When I was young, ‘philosophy’ was one of those many long and difficult words that I didn’t understand – only old funny-duddies used it. Now, I am a doctor of philosophy and the word has become my friend. So what changed?
I realised I liked learning.
This is the essence of philosophy. To some extent, we are all philosophers. As young children, we learn to shout, cry and scream to get a response from parents. We quickly find out what kind of noise gets the desired response. This is a type of wisdom: using new knowledge to reach a sensible goal. You see, you really don’t have to be an old funny-duddy to show a capacity for philosophy and wisdom!
In the toy world of Lufianblid, the animals learn to listen. They learn to think. They start asking questions.
In the human world of Felacynn, the humans assume they have all the answers. They want to use their knowledge – and not always for the well-being of the world.
Which world do you think has the greater philosophers?
As you read the story, you’ll find yourself saying, “But why do they want to do that?”, and “Why don’t they just …?”
I won’t give you all the answers, because I want you to find them out for yourself. I’m sure if you read the book, you’ll be able to discuss possible answers with family and friends – and perhaps find more info on the Net.

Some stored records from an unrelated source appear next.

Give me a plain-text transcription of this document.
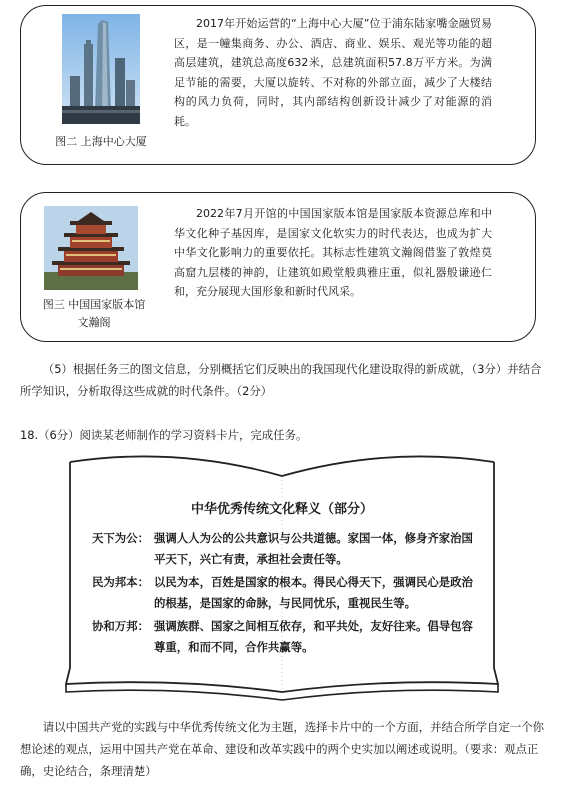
图二 上海中心大厦
2017年开始运营的“上海中心大厦”位于浦东陆家嘴金融贸易区，是一幢集商务、办公、酒店、商业、娱乐、观光等功能的超高层建筑，建筑总高度632米，总建筑面积57.8万平方米。为满足节能的需要，大厦以旋转、不对称的外部立面，减少了大楼结构的风力负荷，同时，其内部结构创新设计减少了对能源的消耗。
图三 中国国家版本馆
文瀚阁
2022年7月开馆的中国国家版本馆是国家版本资源总库和中华文化种子基因库，是国家文化软实力的时代表达，也成为扩大中华文化影响力的重要依托。其标志性建筑文瀚阁借鉴了敦煌莫高窟九层楼的神韵，让建筑如殿堂般典雅庄重，似礼器般谦逊仁和，充分展现大国形象和新时代风采。
（5）根据任务三的图文信息，分别概括它们反映出的我国现代化建设取得的新成就，（3分）并结合所学知识，分析取得这些成就的时代条件。（2分）
18.（6分）阅读某老师制作的学习资料卡片，完成任务。
中华优秀传统文化释义（部分）
天下为公： 强调人人为公的公共意识与公共道德。家国一体，修身齐家治国平天下，兴亡有责，承担社会责任等。
民为邦本： 以民为本，百姓是国家的根本。得民心得天下，强调民心是政治的根基，是国家的命脉，与民同忧乐，重视民生等。
协和万邦： 强调族群、国家之间相互依存，和平共处，友好往来。倡导包容尊重，和而不同，合作共赢等。
请以中国共产党的实践与中华优秀传统文化为主题，选择卡片中的一个方面，并结合所学自定一个你想论述的观点，运用中国共产党在革命、建设和改革实践中的两个史实加以阐述或说明。（要求：观点正确，史论结合，条理清楚）
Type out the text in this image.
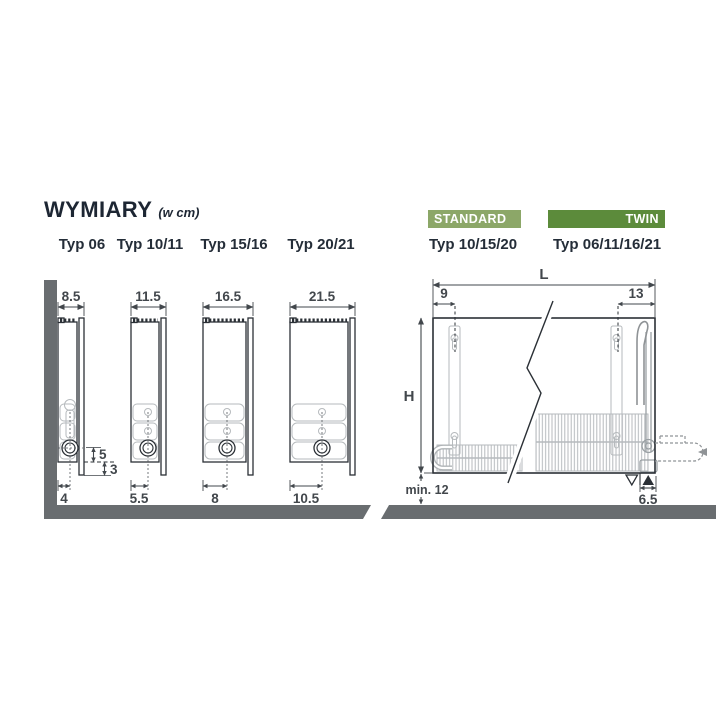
WYMIARY (w cm)
Typ 06 Typ 10/11 Typ 15/16 Typ 20/21
STANDARD	TWIN
Typ 10/15/20 Typ 06/11/16/21
8.5
4
5
3
11.5
5.5
16.5
8
21.5
10.5
L
9	13
H
min. 12
6.5
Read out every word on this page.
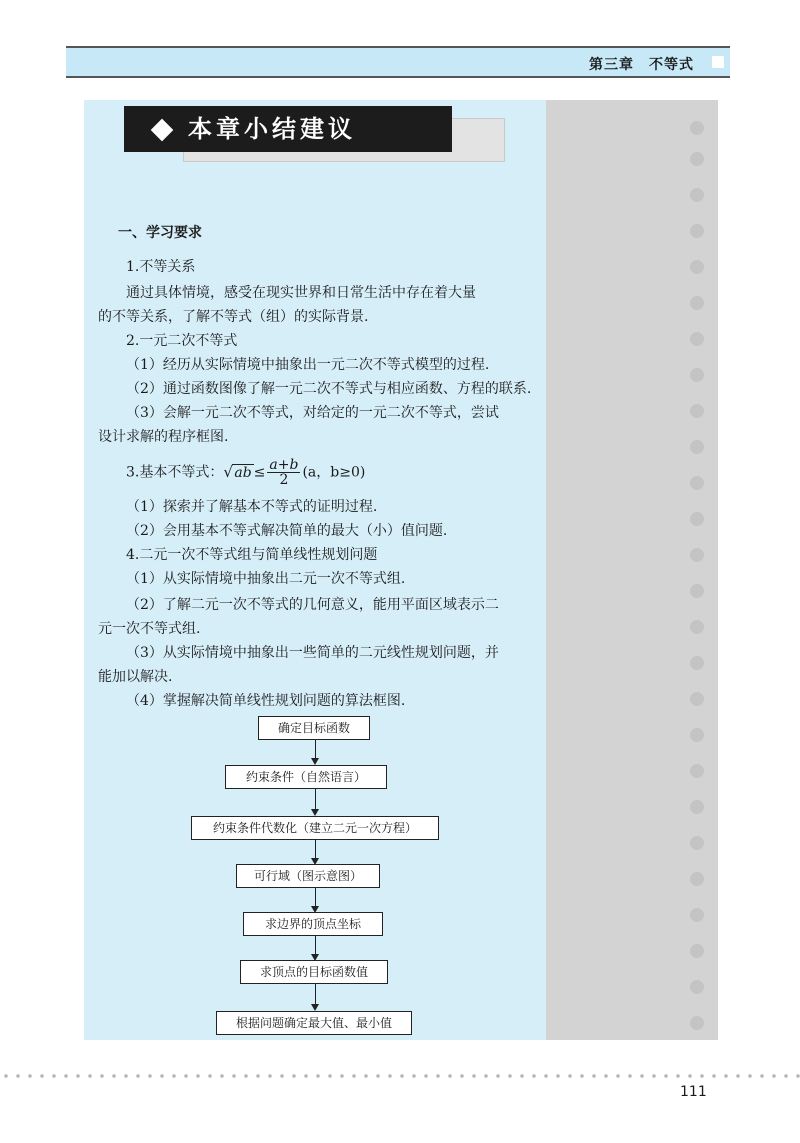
第三章　不等式
本章小结建议
一、学习要求
1.不等关系
通过具体情境，感受在现实世界和日常生活中存在着大量
的不等关系，了解不等式（组）的实际背景.
2.一元二次不等式
（1）经历从实际情境中抽象出一元二次不等式模型的过程.
（2）通过函数图像了解一元二次不等式与相应函数、方程的联系.
（3）会解一元二次不等式，对给定的一元二次不等式，尝试
设计求解的程序框图.
3.基本不等式： √ ab ≤ $\frac{a+b}{2} (a$，b≥0)
（1）探索并了解基本不等式的证明过程.
（2）会用基本不等式解决简单的最大（小）值问题.
4.二元一次不等式组与简单线性规划问题
（1）从实际情境中抽象出二元一次不等式组.
（2）了解二元一次不等式的几何意义，能用平面区域表示二
元一次不等式组.
（3）从实际情境中抽象出一些简单的二元线性规划问题，并
能加以解决.
（4）掌握解决简单线性规划问题的算法框图.
确定目标函数
约束条件（自然语言）
约束条件代数化（建立二元一次方程）
可行域（图示意图）
求边界的顶点坐标
求顶点的目标函数值
根据问题确定最大值、最小值
111
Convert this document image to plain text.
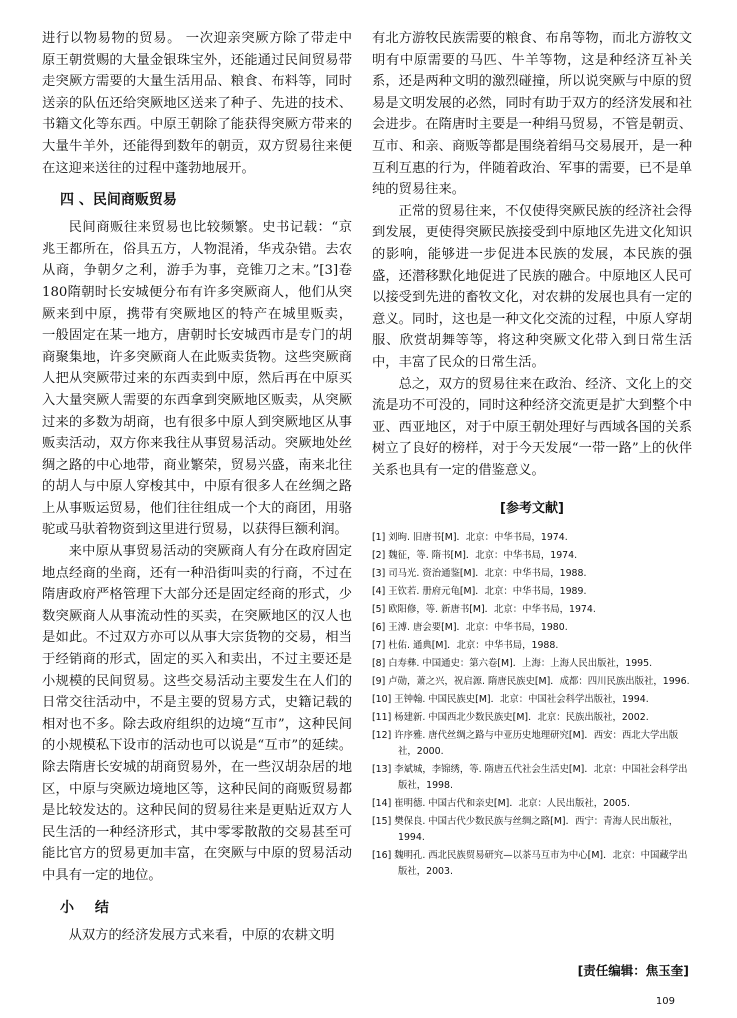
进行以物易物的贸易。 一次迎亲突厥方除了带走中原王朝赏赐的大量金银珠宝外，还能通过民间贸易带走突厥方需要的大量生活用品、粮食、布料等，同时送亲的队伍还给突厥地区送来了种子、先进的技术、书籍文化等东西。中原王朝除了能获得突厥方带来的大量牛羊外，还能得到数年的朝贡，双方贸易往来便在这迎来送往的过程中蓬勃地展开。

四 、民间商贩贸易

民间商贩往来贸易也比较频繁。史书记载：“京兆王都所在，俗具五方，人物混淆，华戎杂错。去农从商，争朝夕之利，游手为事，竞锥刀之末。”[3]卷180隋朝时长安城便分布有许多突厥商人，他们从突厥来到中原，携带有突厥地区的特产在城里贩卖， 一般固定在某一地方，唐朝时长安城西市是专门的胡商聚集地，许多突厥商人在此贩卖货物。这些突厥商人把从突厥带过来的东西卖到中原，然后再在中原买入大量突厥人需要的东西拿到突厥地区贩卖，从突厥过来的多数为胡商，也有很多中原人到突厥地区从事贩卖活动，双方你来我往从事贸易活动。突厥地处丝绸之路的中心地带，商业繁荣，贸易兴盛，南来北往的胡人与中原人穿梭其中，中原有很多人在丝绸之路上从事贩运贸易，他们往往组成一个大的商团，用骆驼或马驮着物资到这里进行贸易，以获得巨额利润。

来中原从事贸易活动的突厥商人有分在政府固定地点经商的坐商，还有一种沿街叫卖的行商，不过在隋唐政府严格管理下大部分还是固定经商的形式，少数突厥商人从事流动性的买卖，在突厥地区的汉人也是如此。不过双方亦可以从事大宗货物的交易，相当于经销商的形式，固定的买入和卖出，不过主要还是小规模的民间贸易。这些交易活动主要发生在人们的日常交往活动中，不是主要的贸易方式，史籍记载的相对也不多。除去政府组织的边境“互市”，这种民间的小规模私下设市的活动也可以说是“互市”的延续。除去隋唐长安城的胡商贸易外，在一些汉胡杂居的地区，中原与突厥边境地区等，这种民间的商贩贸易都是比较发达的。这种民间的贸易往来是更贴近双方人民生活的一种经济形式，其中零零散散的交易甚至可能比官方的贸易更加丰富，在突厥与中原的贸易活动中具有一定的地位。

小 结

从双方的经济发展方式来看，中原的农耕文明

有北方游牧民族需要的粮食、布帛等物，而北方游牧文明有中原需要的马匹、牛羊等物，这是种经济互补关系，还是两种文明的激烈碰撞，所以说突厥与中原的贸易是文明发展的必然，同时有助于双方的经济发展和社会进步。在隋唐时主要是一种绢马贸易，不管是朝贡、互市、和亲、商贩等都是围绕着绢马交易展开，是一种互利互惠的行为，伴随着政治、军事的需要，已不是单纯的贸易往来。

正常的贸易往来，不仅使得突厥民族的经济社会得到发展，更使得突厥民族接受到中原地区先进文化知识的影响，能够进一步促进本民族的发展，本民族的强盛，还潜移默化地促进了民族的融合。中原地区人民可以接受到先进的畜牧文化，对农耕的发展也具有一定的意义。同时，这也是一种文化交流的过程，中原人穿胡服、欣赏胡舞等等，将这种突厥文化带入到日常生活中，丰富了民众的日常生活。

总之，双方的贸易往来在政治、经济、文化上的交流是功不可没的，同时这种经济交流更是扩大到整个中亚、西亚地区，对于中原王朝处理好与西域各国的关系树立了良好的榜样，对于今天发展“一带一路”上的伙伴关系也具有一定的借鉴意义。

[参考文献]
[1] 刘昫. 旧唐书[M]．北京：中华书局，1974.
[2] 魏征，等. 隋书[M]．北京：中华书局，1974.
[3] 司马光. 资治通鉴[M]．北京：中华书局，1988.
[4] 王钦若. 册府元龟[M]．北京：中华书局，1989.
[5] 欧阳修，等. 新唐书[M]．北京：中华书局，1974.
[6] 王溥. 唐会要[M]．北京：中华书局，1980.
[7] 杜佑. 通典[M]．北京：中华书局，1988.
[8] 白寿彝. 中国通史：第六卷[M]．上海：上海人民出版社，1995.
[9] 卢勋，萧之兴，祝启源. 隋唐民族史[M]．成都：四川民族出版社，1996.
[10] 王钟翰. 中国民族史[M]．北京：中国社会科学出版社，1994.
[11] 杨建新. 中国西北少数民族史[M]．北京：民族出版社，2002.
[12] 许序雅. 唐代丝绸之路与中亚历史地理研究[M]．西安：西北大学出版社，2000.
[13] 李斌城，李锦绣，等. 隋唐五代社会生活史[M]．北京：中国社会科学出版社，1998.
[14] 崔明德. 中国古代和亲史[M]．北京：人民出版社，2005.
[15] 樊保良. 中国古代少数民族与丝绸之路[M]．西宁：青海人民出版社，1994.
[16] 魏明孔. 西北民族贸易研究—以茶马互市为中心[M]．北京：中国藏学出版社，2003.
[责任编辑：焦玉奎]
109
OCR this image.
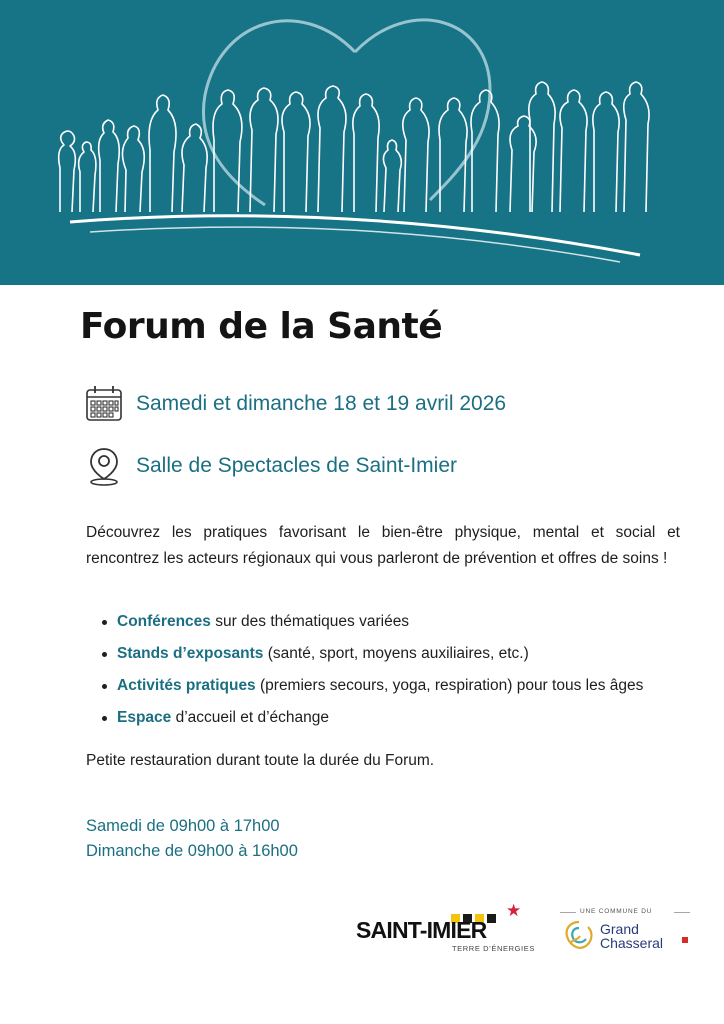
Forum de la Santé
Samedi et dimanche 18 et 19 avril 2026
Salle de Spectacles de Saint-Imier

Découvrez les pratiques favorisant le bien-être physique, mental et social et rencontrez les acteurs régionaux qui vous parleront de prévention et offres de soins !

Conférences sur des thématiques variées
Stands d’exposants (santé, sport, moyens auxiliaires, etc.)
Activités pratiques (premiers secours, yoga, respiration) pour tous les âges
Espace d’accueil et d’échange

Petite restauration durant toute la durée du Forum.

Samedi de 09h00 à 17h00
Dimanche de 09h00 à 16h00

★
SAINT-IMIER
TERRE D’ÉNERGIES
UNE COMMUNE DU
Grand
Chasseral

So, have fun with philosophy: learn to love to learn!
I do hope you enjoy the story,
P.S. Have a look at some of the quizzes. Ask your friends about them.
There's more than one way to see the world
It’s difficult to see this map and not be provoked into asking questions and making observations. The obvious question is “Why is the world upside down?” Well, it isn’t. You are simply making the assumption that this map should be printed like nearly all other maps – with north at the top. But why? Some people may make comparisons with what they know about the world: “India can’t be that small!”, or “Wow, look at the size of Russia!”. In the world of Lufianblid, the toys will make the humans of Felacynn (and perhaps you, too) question their assumptions.